EGL 255  Asian American Lit & Film MWF 11:45-12:50  (Tuon) (HUL, HUM, LCC, WAC). If you are interested in the diverse history of Asian immigration in the U.S., take this course.  Together as a class, we will examine major historical moments in Asian America: the first wave of Asian immigration in the mid-nineteenth century, the anti-Asian laws of the late nineteenth century, the Japanese internment during the Second World War, the emergence of Asian American studies during the 1960s Civil Rights Movement, Southeast Asian refugees after the Viet Nam/American War, and the contemporary turns to the transnational and the pan ethnic.  To cover these historical moments, we will read the following texts: Island: Poetry and History of Chinese Immigrants on Angel Island, Eat a Bowl of Tea, Farwell to Manzanar, When Broken Glass Floats, Jazz at Manzanar, American Born Chinese, and American Son. Prerequisite(s): EGL 100 or EGL 101 or EGL 102 or a grade of 5 on the AP English Literature or Language test.

AVA-120-01: Photography 1 (T/TH 9:30AM-12:30PM) (Benjamin) (HUM) A course in black and white silver halide film and gelatin silver printing. Students learn the basics of the art’s aesthetics, the camera, processing, printing, and evaluation/assessment of photographic prints. Three separate projects lead students through making their own photographic prints in various themes and genres of contemporary fine art photography. Students study important works in photography that relate to each project and have critiques of their work. A 35mm film camera with a light meter and adjustable focus is required. Limited enrollment, by permission of instructor.
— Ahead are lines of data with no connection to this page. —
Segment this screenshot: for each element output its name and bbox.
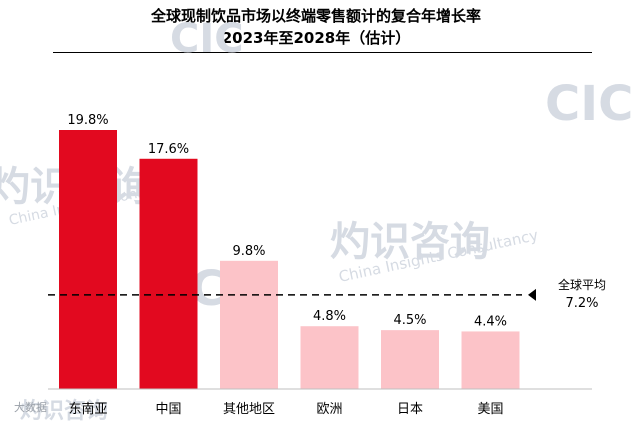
x-labels-layer: 东南亚 中国 其他地区 欧洲 日本 美国 [68,401,503,417]
watermark-cic-right: CIC [545,76,632,132]
bar-5 [381,330,439,389]
chart-title: 全球现制饮品市场以终端零售额计的复合年增长率 [150,7,481,25]
average-value: 7.2% [565,296,598,311]
bar-4 [300,326,359,389]
bar-value-label-5: 4.5% [393,313,426,328]
watermark-corner-text: 大数据 [14,400,47,414]
bar-value-label-6: 4.4% [474,314,507,329]
bars-layer: 19.8% 17.6% 9.8% 4.8% 4.5% 4.4% [48,113,592,390]
category-label-6: 美国 [477,402,503,417]
bar-value-label-1: 19.8% [67,113,108,128]
bar-2 [139,158,198,389]
category-label-2: 中国 [155,402,181,417]
category-label-4: 欧洲 [316,402,342,417]
category-label-1: 东南亚 [68,401,107,417]
average-arrow-icon [528,288,536,301]
bar-1 [59,130,117,389]
bar-6 [461,331,520,389]
category-label-3: 其他地区 [223,402,275,417]
bar-value-label-4: 4.8% [313,309,346,324]
average-label: 全球平均 [558,277,606,292]
chart-subtitle: 2023年至2028年（估计） [221,29,411,47]
bar-value-label-2: 17.6% [148,142,189,157]
bar-3 [220,260,278,389]
category-label-5: 日本 [397,402,423,417]
reference-line-layer: 全球平均 7.2% [48,277,606,311]
watermark-cn-center: 灼识咨询 [330,219,490,265]
bar-value-label-3: 9.8% [232,244,265,259]
title-rule [53,52,592,53]
watermark-cic-top: CIC [170,16,244,62]
watermark-cn-bottom: 灼识咨询 [20,398,108,422]
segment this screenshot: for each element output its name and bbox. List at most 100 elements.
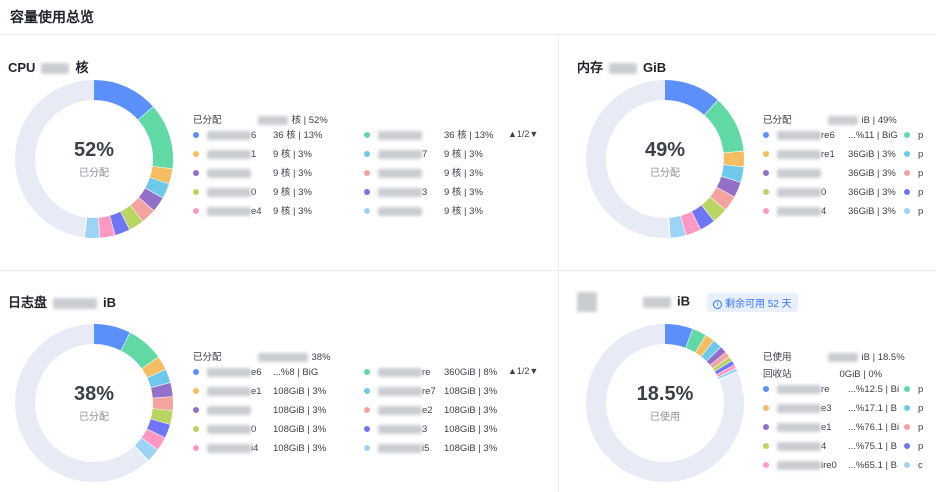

AVA-220-01: Photography 2 (T/TH 2:00PM-5:00PM) (Benjamin) (HUM) This class experience is two-fold. The first half involves advanced black and white film/chemistry/printing that encourages a refinement of technique and increased sophistication of aesthetics and ideas. The second half involves color digital photography, learning the basics of Photoshop® editing software as used by photographers. Students do “Language of Photography” projects and make printed portfolios. Prerequisite(s): AVA 120; limited enrollment, by permission of the instructor.

ATH-117-01: Stage Lighting Design (T/TH 10:55AM-12:40PM) (Bovard) (HUM) This course seeks to introduce students to the world of stage lighting design and technology. Initial emphasis will be on electrical theory, photometrics and the wide variety of fixtures and control boards in use in the modern theater. The class will then progress to basic lighting theory and analysis of lighting techniques. In the final weeks, the class will actively participate in the design, hang, focus and programming of the lighting for a departmental production.  Note: Satisfies design requirements for Theatre Majors and Minors.